Several years ago, he sounded the alarm that too many goats and people were threatening the designated Landmark. In Utah, the Division of Wildlife introduces mountain goats to the La Sal Mountains over the objections of the Forest Service, which manages 2,380 acres of alpine zone as the Mount Peale Research Natural Area. Just a few years later, the Forest Service reported that goats were damaging the vegetation by overgrazing and trampling some areas to bare ground. Common sense dictates that you should not allow mountain goats into areas designated as treasured alpine botanical sites.

The Olympic National Park in Washington has decided to remove all of the mountain goats in the park. They plan to move about half to the Northern Cascades and kill the rest. What does Olympic National Park know that Colorado does not know?

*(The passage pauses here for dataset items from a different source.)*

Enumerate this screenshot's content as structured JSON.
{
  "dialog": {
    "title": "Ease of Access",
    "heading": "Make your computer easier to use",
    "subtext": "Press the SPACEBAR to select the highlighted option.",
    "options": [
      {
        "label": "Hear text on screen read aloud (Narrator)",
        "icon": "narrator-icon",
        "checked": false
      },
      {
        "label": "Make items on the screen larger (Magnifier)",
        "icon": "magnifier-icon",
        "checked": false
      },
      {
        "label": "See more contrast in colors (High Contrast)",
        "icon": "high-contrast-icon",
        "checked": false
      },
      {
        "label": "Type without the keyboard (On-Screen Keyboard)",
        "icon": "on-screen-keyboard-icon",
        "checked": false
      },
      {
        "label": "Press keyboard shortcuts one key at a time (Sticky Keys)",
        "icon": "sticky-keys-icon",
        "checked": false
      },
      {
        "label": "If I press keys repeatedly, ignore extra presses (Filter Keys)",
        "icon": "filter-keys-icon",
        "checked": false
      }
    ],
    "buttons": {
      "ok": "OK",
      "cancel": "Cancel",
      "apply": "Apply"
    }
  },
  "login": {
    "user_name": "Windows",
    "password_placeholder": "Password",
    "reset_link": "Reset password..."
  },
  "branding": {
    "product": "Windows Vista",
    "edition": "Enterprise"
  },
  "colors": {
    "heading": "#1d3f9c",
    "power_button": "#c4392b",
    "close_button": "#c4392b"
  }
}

The Colorado Division of Wildlife and the Utah Division of Wildlife introduced mountain goats to improve hunting opportunities and to provide a revenue stream from hunting licenses ($300 for residents, $2,200 for out of state). But it falls upon other agencies, such as the Forest Service, to manage plant communities. It is clear, from the introduction to the La Sal Mountains, that these agencies do not have their goals aligned. We need to manage the alpine areas in Colorado not solely for hunters, but also to maintain native plant and animal communities, to really protect wilderness areas.